Deployment: ONNX lets you export models for cross-platform inference. TensorFlow Lite targets mobile devices. TorchScript and TorchServe handle production serving of PyTorch models.
Large-scale training: PyTorch's DistributedDataParallel and Fully Sharded Data Parallel (FSDP) enable multi-GPU and multi-node training for large models.
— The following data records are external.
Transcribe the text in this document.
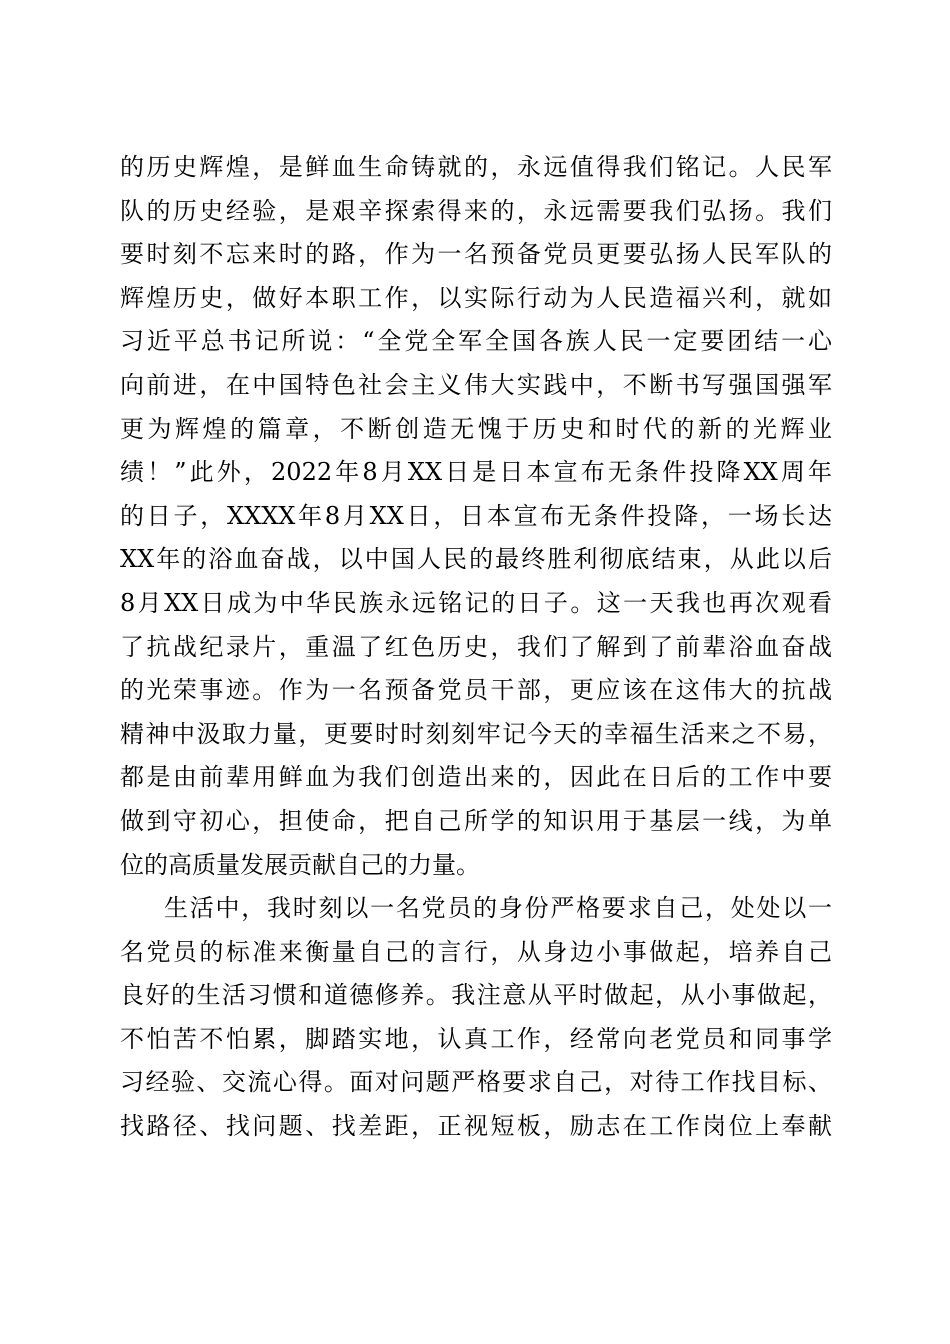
的历史辉煌，是鲜血生命铸就的，永远值得我们铭记。人民军
队的历史经验，是艰辛探索得来的，永远需要我们弘扬。我们
要时刻不忘来时的路，作为一名预备党员更要弘扬人民军队的
辉煌历史，做好本职工作，以实际行动为人民造福兴利，就如
习近平总书记所说：“全党全军全国各族人民一定要团结一心
向前进，在中国特色社会主义伟大实践中，不断书写强国强军
更为辉煌的篇章，不断创造无愧于历史和时代的新的光辉业
绩！”此外，2022年8月XX日是日本宣布无条件投降XX周年
的日子，XXXX年8月XX日，日本宣布无条件投降，一场长达
XX年的浴血奋战，以中国人民的最终胜利彻底结束，从此以后
8月XX日成为中华民族永远铭记的日子。这一天我也再次观看
了抗战纪录片，重温了红色历史，我们了解到了前辈浴血奋战
的光荣事迹。作为一名预备党员干部，更应该在这伟大的抗战
精神中汲取力量，更要时时刻刻牢记今天的幸福生活来之不易，
都是由前辈用鲜血为我们创造出来的，因此在日后的工作中要
做到守初心，担使命，把自己所学的知识用于基层一线，为单
位的高质量发展贡献自己的力量。
生活中，我时刻以一名党员的身份严格要求自己，处处以一
名党员的标准来衡量自己的言行，从身边小事做起，培养自己
良好的生活习惯和道德修养。我注意从平时做起，从小事做起，
不怕苦不怕累，脚踏实地，认真工作，经常向老党员和同事学
习经验、交流心得。面对问题严格要求自己，对待工作找目标、
找路径、找问题、找差距，正视短板，励志在工作岗位上奉献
If you are interested in the research side, Google's JAX framework is worth exploring. Its functional programming approach, just-in-time compilation, and native support for automatic vectorization and parallelization make it popular in labs working on cutting-edge architectures.

Key Takeaways

Deep learning uses layered neural networks to learn hierarchical representations of data. The "deep" refers to the number of layers, and backpropagation trains the network by adjusting weights to minimize prediction errors.
PyTorch is the recommended starting framework for learning deep learning in 2026. Its dynamic computation graphs, Pythonic design, and strong community make it accessible for beginners and powerful enough for production. Keras is the best alternative if you want minimal boilerplate and fast prototyping.
Match the architecture to the data type. Use feedforward networks for tabular data, CNNs for images and spatial data, RNNs/LSTMs for sequences, and Transformers for text and large-scale generative tasks.
Training technique matters as much as architecture. Learning rate selection, data augmentation, regularization (dropout, weight decay), and proper train/validation/test splits are what separate a model that works from one that overfits or underperforms.
Transfer learning accelerates everything. For real-world applications, fine-tuning a pretrained model on your specific data almost always outperforms training from scratch, saves compute time, and requires less training data.

Deep learning is a skill best learned by building. Start with the MNIST example above, swap in a CNN architecture, try it on a different dataset, and work your way toward more complex problems. The frameworks handle the heavy lifting of GPU acceleration, automatic differentiation, and distributed training. Your job is to understand the data, choose the right architecture, and tune the training process until the model generalizes well.